İ. ili Beşiktaş ilçesi Bebek Mahallesi 140 ada 8 parsel sayılı ana taşınmazın, mesken niteliğindeki 1. Blok 9 nolu bağımsız bölümün tamamının N. T. adına kayıtlı olduğu, (Kapatılan) Fatih 2. Sulh Hukuk Mahkemesinin 2003/64 E. sayılı veraset ilamına göre N. T.’in 16.12.2002 tarihinde ölümü ile geriye mirasçı olarak davacı A. O. T.’in kaldığı, başkaca mirasçı bulunmadığı, 11 nolu bağımsız bölümün ise 1/2 hissesinin O. E., 1/2 hissesinin ise F. R. E. adına kayıtlı olduğu görülmüştür.

29. İ. 2. Sulh Hukuk Mahkemesinin 2000/1382 E. sayılı dosyasında davacı N. T. mirasçısı A. O. T. tarafından davalılar aleyhine men’î müdahale ve eski hâle getirme talebi ile 19.12.2000 tarihinde dava açılmış, yapılan yargılama sonunda davalılar tarafından projeye aykırı olarak yapıldığı tespit edilen yerlerin verilen süre içinde davalılarca eski hâle getirilmesine, aksi takdirde toplam 4.201,72YTL avansın davalılardan tahsili ile eski hâle getirme işleminin davacı tarafça yapılmasına, fazla masraf yapıldığı takdirde bunun da davalılardan tahsiline ayrıca 629,11YTL tazminatın davalılardan tahsiline, fazlaya ilişkin talebin reddine dair 03.05.2006 tarihinde verilen kararın derecaattan geçmek sureti ile 26.05.2008 tarihinde kesinleştiği anlaşılmıştır.

30. İ. 4. Sulh Hukuk Mahkemesinin 2008/1374 D. İş sayılı dosyasında, 11 nolu bağımsız bölümden sızan sular nedeniyle 9 nolu dairenin değiştirilmesi gereken tavan döşemelerinin yenilenmesi için 14.976TL’ye ihtiyaç bulunduğu ve işin 60 gün içinde tamamlanabileceği keşif sonucu bilirkişi tarafından hazırlanan 15.11.2008 tarihli rapor ile bildirilmiştir.

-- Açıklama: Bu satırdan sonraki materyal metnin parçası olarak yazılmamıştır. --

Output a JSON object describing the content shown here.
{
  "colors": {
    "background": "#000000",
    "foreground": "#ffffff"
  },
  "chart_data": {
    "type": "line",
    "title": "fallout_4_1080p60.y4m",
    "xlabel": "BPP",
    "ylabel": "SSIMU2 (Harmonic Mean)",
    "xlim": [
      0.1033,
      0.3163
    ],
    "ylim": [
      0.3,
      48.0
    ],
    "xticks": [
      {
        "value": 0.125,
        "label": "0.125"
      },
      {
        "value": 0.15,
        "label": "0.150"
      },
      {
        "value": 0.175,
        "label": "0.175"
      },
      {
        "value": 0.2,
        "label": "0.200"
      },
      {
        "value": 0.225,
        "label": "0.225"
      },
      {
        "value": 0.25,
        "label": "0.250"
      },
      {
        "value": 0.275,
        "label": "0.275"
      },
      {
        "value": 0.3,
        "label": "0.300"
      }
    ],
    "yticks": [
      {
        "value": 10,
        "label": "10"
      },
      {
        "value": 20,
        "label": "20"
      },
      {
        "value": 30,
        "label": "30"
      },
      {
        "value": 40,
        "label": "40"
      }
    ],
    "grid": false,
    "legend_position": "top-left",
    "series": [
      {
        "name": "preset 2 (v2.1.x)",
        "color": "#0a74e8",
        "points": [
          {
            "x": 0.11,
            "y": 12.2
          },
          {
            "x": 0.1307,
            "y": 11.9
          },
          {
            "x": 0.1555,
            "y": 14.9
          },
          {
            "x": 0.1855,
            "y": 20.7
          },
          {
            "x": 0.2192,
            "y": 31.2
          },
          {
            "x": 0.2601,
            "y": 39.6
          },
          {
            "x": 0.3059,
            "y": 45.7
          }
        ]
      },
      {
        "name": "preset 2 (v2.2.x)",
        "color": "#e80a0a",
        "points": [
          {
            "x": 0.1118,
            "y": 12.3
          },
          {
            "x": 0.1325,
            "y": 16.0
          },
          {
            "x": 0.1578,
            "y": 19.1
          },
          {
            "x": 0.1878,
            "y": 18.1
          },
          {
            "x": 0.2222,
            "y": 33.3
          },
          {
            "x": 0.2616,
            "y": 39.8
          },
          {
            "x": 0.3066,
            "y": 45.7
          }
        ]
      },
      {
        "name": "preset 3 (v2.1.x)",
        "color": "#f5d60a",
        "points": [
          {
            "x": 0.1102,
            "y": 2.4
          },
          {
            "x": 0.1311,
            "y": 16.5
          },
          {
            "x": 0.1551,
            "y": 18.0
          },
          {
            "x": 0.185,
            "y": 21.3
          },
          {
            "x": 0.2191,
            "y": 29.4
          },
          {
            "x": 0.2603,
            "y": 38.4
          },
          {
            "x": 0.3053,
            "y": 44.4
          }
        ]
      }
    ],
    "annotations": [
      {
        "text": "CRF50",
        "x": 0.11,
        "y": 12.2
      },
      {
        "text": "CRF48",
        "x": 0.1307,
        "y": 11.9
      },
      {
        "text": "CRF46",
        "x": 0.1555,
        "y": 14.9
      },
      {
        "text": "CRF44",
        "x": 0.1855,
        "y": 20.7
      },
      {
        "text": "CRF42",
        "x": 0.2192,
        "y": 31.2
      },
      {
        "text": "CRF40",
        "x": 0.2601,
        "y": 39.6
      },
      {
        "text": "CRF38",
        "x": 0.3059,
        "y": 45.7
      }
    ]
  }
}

31. İ. 6. Sulh Hukuk Mahkemesinin 2009/267 E. sayılı dosyasında; davacı A. O. T. tarafından davalılar aleyhine projeye aykırı olarak yapılan işlemler nedeniyle davacının murisine ait daireye verilen zararın kat malikleri tarafından giderilmesi talepli olarak dava açıldığı, mahkemece 9 nolu bağımsız bölüm üzerinde bulunan ve davalılar O. ve R. E.’e ait dairede projeye aykırı olarak yapılan değişikliklerin davacının murisine ait bağımsız bölüme zarar verdiği, ancak İ. 2. Sulh Hukuk Mahkemesinin 1994/461 E. 1995/750 K. sayılı ilamı ve 2000/1382 E. 2006/456 K. sayılı ilamı ile projeye aykırı durumların eski hâle getirilmesine, masrafların O. ve R. E.’den alınmasına karar verildiği ve kararların kesinleştiği, 2. Sulh Mahkemesinin 1994/461 E. sayılı ilamının infaz edilmediği, 2000/1382 E. sayılı ilamın ise Ş.. 1. İcra Müdürlüğünün 2008/22327 E. sayılı icra dosyası ile infaza konulduğu gerekçesiyle davalılar O. ve R. E. yönünden açılan davanın kesin hüküm nedeniyle reddine karar verilmiştir.

32. Ş.. 1. İcra Müdürlüğünün 2008/22327 E. sayılı takip dosyasında, davacı tarafından davalılar aleyhine, İ. 2. Sulh Hukuk Mahkemesinin 2000/1382 E. 2006/456 K. sayılı kararı (§29) dayanak gösterilmek suretiyle 16.10.2008 tarihinde ilamlı icra takibi başlatılmış, S. İnşaat firması tarafından işin ilama uygun olarak 03.12.2009 tarihinde bitirildiği hususunda mahallinde tutanak tutulmuştur.

33. Hâl böyle olunca davacının, bağımsız bölümünde oluşan zararının giderilmesi ve su sızıntısının önlenmesine yönelik olarak projeye aykırılığın eski hâle getirilmesine ilişkin açtığı davanın kesinleşmesini beklemesi ve kesinleşen kararı icra kanalı ile infaz ettirmesinde davacıya kusur izafe edilemeyeceği, Kat Mülkiyet Kanunu’nun 23. maddesinin davacıya yükümlülük getirmediği, davalıların ise yukarıda ayrıntılı olarak açıklanan dürüslük ilkesine (§24-27) aykırı davrandığı cihetle mahkemece verilen direnme kararı yerindedir.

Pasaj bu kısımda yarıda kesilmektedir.